Tutte manovre effettuate con professionalità, tanto da stupire i consulenti legali, che in tanti anni di carriera non si erano mai imbattuti in un caso del genere. Concluso il tutto, Oseghale ha disposto i resti di Pamela all’interno di due trolley, uno dei quali di proprietà della ragazza, dopodiché ha contatttao un tassista camerunense, chem a bordo di una Opel Zafira, ha prelevato il nigeriano in via Spalato 124. Rimane comunque il dubbio che Oseghale non abbia fatto tutto da solo, secondo quanto affermato anche dal prof. Cingolani.

L’autista voleva aiutare Oseghale con le due valigie, ma lui avrebbe rifiutato, posizionando i trolley nel bagagliaio. Tutto svolto con massima premidazione. Ricordiamo che Oseghale ha dissanguato il corpo di Pamela, privandolo anche delle urine. Durante l’autopsia, il medico legale, prof. Cingolani, per esaminare il sangue di Pamela Mastropietro, ha effettuato la spremitura dei polpacci, ma senza risultato. In fondo, come disse anche Desmond Lucky nelle intercettazioni in carcere, il lavoro di Oseghale era un gioco da ragazzi. Ricordiamo che proprio il nigeriano, che ora si trova in cella per spaccio di droga, insieme al suo connazionale, Lucky Awelima, anche lui accusato di traffico illecito,  aveva sul suo telefonino immagini raccapriccianti di individui torturati.

Il caso di Pamela ci rimanda alla mafia nigeriana, anche se il Procuratore Giovanni Giorgio ha affermato che a Macerata non è presente. Questa organizzazione criminale, oltre ad essere nota per la droga e la tratta di esseri umani, finalizzata alla prostituzione, svolgerebbe anche pratiche esoteriche. Come disse lo psicologo Alessandro Meluzzi, la mafia nigeriana si diffonde silenziosamente ed è pericolosissima. Bisogna combatterla.
Le istituzioni non devono ignorare tale problema.
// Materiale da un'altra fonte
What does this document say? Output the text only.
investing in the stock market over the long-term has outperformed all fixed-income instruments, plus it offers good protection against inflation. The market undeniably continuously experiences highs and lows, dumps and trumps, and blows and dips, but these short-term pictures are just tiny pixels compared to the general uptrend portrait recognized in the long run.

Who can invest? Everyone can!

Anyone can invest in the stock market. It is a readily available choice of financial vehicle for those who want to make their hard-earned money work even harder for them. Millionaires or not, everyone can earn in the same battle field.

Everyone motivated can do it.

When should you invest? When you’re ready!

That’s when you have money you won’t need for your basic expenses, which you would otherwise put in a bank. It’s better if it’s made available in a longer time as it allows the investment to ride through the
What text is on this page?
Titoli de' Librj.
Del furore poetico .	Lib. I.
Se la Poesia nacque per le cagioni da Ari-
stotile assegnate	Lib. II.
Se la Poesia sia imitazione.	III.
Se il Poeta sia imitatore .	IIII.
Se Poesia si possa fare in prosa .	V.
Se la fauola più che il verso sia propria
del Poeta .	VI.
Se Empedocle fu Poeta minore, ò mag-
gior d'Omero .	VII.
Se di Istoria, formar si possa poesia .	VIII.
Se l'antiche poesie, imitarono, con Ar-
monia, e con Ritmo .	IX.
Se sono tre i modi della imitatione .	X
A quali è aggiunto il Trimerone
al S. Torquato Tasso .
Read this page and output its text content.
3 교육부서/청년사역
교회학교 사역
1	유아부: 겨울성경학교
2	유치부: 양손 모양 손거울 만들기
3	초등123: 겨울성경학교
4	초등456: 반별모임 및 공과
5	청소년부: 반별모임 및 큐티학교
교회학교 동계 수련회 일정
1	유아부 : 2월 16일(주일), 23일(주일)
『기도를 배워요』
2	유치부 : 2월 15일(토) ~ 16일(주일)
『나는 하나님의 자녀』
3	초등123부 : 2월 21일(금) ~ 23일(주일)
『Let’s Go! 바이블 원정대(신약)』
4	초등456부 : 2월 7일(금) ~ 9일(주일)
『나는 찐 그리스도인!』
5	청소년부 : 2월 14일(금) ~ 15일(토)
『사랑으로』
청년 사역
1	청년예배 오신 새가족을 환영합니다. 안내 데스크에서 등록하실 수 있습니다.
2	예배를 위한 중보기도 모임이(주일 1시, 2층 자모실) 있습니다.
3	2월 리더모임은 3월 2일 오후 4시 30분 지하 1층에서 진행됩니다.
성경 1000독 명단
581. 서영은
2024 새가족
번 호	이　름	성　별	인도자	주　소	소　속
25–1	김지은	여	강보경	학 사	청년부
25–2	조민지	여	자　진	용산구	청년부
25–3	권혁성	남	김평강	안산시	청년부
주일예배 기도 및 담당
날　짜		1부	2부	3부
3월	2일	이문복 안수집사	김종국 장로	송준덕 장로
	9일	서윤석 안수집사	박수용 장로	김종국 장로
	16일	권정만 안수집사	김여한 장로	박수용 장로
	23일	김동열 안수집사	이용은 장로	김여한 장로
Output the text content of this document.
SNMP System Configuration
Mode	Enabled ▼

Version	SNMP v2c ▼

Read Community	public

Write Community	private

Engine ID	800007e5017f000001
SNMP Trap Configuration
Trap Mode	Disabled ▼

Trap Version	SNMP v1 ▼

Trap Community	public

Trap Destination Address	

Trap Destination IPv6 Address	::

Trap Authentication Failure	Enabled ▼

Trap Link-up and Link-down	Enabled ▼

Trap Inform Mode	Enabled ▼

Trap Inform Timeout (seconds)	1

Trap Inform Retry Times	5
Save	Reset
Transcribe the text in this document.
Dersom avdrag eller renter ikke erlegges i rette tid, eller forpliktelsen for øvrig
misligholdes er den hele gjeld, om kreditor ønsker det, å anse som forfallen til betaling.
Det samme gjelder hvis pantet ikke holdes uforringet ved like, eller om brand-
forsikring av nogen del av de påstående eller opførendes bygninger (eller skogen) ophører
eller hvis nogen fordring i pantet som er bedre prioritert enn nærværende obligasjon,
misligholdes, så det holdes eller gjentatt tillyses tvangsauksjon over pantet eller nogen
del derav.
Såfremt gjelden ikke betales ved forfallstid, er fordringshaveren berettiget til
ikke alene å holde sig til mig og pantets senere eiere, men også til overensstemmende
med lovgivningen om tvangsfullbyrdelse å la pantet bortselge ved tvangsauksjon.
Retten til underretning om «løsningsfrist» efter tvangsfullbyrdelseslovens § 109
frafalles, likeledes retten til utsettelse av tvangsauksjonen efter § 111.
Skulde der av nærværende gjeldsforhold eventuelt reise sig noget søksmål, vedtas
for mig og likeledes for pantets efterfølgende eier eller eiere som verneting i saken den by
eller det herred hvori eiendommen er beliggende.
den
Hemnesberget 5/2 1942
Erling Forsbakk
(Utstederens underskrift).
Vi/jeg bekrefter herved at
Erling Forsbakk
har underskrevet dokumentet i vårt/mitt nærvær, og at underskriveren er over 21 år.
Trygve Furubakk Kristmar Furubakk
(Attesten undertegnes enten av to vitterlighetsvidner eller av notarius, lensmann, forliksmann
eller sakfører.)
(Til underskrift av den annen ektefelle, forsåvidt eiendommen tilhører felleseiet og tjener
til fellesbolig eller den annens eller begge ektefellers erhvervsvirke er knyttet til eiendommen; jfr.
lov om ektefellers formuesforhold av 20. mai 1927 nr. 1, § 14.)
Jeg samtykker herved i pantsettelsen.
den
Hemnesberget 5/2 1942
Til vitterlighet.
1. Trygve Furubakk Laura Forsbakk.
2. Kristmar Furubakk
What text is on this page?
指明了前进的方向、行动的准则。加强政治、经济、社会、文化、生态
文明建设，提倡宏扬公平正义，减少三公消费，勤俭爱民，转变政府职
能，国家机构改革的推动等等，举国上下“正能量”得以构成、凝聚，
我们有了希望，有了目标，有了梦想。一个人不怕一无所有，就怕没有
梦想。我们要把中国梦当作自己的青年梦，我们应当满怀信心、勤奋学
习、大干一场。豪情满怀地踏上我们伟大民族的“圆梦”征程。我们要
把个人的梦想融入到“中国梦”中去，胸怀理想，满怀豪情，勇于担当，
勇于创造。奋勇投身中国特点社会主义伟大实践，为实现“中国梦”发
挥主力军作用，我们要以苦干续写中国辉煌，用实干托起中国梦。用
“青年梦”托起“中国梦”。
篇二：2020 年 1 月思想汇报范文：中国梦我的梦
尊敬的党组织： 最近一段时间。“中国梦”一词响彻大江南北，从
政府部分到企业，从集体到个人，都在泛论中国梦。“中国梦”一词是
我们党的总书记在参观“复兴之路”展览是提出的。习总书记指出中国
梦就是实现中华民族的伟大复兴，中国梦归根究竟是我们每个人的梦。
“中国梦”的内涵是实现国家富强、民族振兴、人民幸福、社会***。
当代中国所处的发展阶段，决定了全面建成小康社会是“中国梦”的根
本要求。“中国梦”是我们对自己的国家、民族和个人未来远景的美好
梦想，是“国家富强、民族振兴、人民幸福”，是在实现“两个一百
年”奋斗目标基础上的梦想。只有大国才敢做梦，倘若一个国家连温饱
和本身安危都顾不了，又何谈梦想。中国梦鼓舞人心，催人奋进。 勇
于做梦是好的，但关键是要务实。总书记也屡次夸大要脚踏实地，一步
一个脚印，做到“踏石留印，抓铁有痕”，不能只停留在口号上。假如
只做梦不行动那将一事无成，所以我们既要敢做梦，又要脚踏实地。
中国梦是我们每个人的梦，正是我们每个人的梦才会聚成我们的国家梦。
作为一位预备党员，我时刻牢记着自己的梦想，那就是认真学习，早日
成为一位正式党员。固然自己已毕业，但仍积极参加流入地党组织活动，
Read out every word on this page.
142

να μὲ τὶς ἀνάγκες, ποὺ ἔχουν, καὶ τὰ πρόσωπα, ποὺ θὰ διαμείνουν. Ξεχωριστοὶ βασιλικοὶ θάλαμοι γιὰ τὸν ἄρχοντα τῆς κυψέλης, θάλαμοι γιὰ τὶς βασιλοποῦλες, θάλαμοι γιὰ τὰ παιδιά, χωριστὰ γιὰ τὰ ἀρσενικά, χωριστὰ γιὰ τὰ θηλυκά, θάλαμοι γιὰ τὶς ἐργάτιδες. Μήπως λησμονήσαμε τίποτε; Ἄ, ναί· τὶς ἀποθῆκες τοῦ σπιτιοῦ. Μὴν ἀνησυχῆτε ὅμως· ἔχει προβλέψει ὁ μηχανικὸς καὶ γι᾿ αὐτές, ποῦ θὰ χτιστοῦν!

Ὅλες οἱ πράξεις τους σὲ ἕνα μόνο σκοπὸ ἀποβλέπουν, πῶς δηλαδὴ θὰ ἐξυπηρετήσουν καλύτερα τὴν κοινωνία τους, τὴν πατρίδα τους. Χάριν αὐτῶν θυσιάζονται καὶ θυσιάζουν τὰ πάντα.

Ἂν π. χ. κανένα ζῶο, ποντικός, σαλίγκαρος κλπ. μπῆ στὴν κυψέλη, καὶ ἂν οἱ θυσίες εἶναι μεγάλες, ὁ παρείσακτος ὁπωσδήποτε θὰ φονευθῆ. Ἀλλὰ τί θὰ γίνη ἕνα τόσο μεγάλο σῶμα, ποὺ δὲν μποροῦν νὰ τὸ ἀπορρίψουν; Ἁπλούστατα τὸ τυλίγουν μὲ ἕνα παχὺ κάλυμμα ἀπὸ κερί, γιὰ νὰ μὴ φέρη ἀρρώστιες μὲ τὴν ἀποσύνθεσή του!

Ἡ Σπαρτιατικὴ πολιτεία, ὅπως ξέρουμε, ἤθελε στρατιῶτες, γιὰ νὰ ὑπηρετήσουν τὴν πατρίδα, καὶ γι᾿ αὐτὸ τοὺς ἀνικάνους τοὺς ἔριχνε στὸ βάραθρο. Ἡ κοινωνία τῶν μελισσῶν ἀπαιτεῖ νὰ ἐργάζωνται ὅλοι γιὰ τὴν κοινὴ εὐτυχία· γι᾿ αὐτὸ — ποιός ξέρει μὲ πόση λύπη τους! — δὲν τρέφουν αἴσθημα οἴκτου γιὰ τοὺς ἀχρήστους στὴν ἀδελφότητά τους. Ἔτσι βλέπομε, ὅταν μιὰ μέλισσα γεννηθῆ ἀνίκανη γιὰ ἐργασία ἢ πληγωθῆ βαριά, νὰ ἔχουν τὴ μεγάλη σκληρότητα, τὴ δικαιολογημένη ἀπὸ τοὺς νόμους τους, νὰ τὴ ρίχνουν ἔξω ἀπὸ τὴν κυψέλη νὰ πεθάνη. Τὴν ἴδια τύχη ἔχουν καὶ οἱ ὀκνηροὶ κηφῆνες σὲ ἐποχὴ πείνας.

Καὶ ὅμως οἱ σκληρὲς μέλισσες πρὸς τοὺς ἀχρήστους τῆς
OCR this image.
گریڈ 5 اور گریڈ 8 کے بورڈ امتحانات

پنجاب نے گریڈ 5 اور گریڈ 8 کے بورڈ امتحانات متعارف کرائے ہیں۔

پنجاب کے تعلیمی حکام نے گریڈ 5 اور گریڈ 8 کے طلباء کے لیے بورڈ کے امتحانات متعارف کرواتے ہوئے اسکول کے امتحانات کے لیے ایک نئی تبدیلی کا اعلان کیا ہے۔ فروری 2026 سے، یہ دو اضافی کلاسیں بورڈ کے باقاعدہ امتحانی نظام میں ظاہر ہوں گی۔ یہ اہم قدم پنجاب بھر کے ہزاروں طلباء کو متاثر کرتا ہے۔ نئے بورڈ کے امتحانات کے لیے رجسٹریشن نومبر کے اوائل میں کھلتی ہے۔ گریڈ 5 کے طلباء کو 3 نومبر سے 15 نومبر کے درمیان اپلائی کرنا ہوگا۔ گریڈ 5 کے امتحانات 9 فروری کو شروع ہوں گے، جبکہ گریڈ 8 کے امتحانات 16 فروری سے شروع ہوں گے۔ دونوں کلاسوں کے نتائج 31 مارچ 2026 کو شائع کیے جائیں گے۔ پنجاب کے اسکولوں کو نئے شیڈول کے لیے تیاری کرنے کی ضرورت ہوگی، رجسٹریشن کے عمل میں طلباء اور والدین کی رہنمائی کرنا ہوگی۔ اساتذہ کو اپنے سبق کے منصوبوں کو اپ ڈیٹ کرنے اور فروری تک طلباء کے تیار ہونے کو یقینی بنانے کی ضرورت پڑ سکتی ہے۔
Oseghale, oltre ad aver avuto grande freddezza, ha praticato il tutto con massima cura ed esperienza: non ha sezionato il corpo di Pamela Mastropietro a caso. 
Per questo non dobbiamo spegnere i riflettori sulla macabra vicenda di Pamela. Lo dobbiamo a lei, alla famiglia e alla nostra comunità. Chi è omertoso è complice.